Environment Variables

The application uses many environment variables to store client information for third-party apps (like Office authentication, Discord bots, etc.). These environmnent variables should be stored in config/local_env.yml and a template exists in config/local_env.example.yml.

Each of these variables serves its own purpose (some described above in other sections).
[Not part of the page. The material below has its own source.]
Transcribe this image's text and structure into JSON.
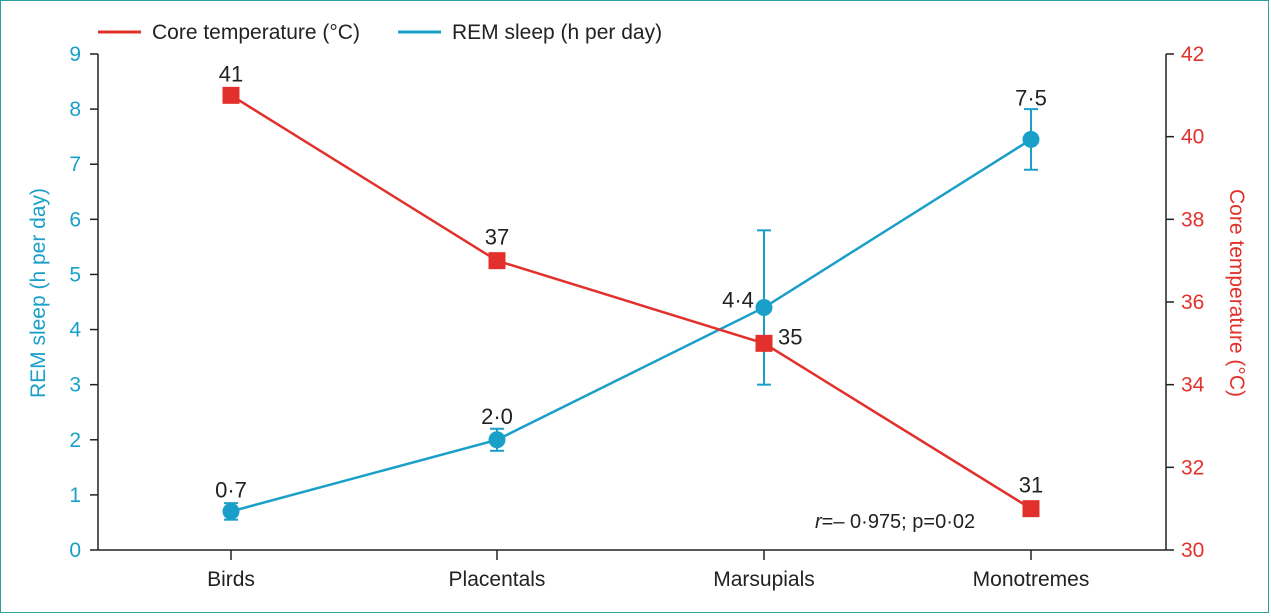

You do not need any of these configured to get the website running but you need them for certain things.

ENV Variable Name Description
DISCORD_BOT_TOKEN Discord application's bot token
DISCORD_CLIENT_ID Discord application's client ID
DISCORD_CLIENT_SECRET Discord application's client secret
DISCORD_SERVER_ID Guild (server) ID for the Discord server that the application is adding users to
DISCORD_ANNOUNCEMENT_CHANNEL_ID Channel ID for the channel that the bot will send event announcements to
HOST Website URL (https://localhost:3000 for local instances)
GMAIL_USERNAME Email address that the website sends emails from
GMAIL_PASSWORD Password to the email address
AZURE_CLIENT_ID Azure project's client ID (for signing into UWindsor accounts)
AZURE_CLIENT_SECRET Azure project's client secret

Common issues

A few people reported issues with a dependency, libv8. This can be fixed by installing the libv8-dev package using: sudo apt-get install libv8-dev or brew install libv8-dev.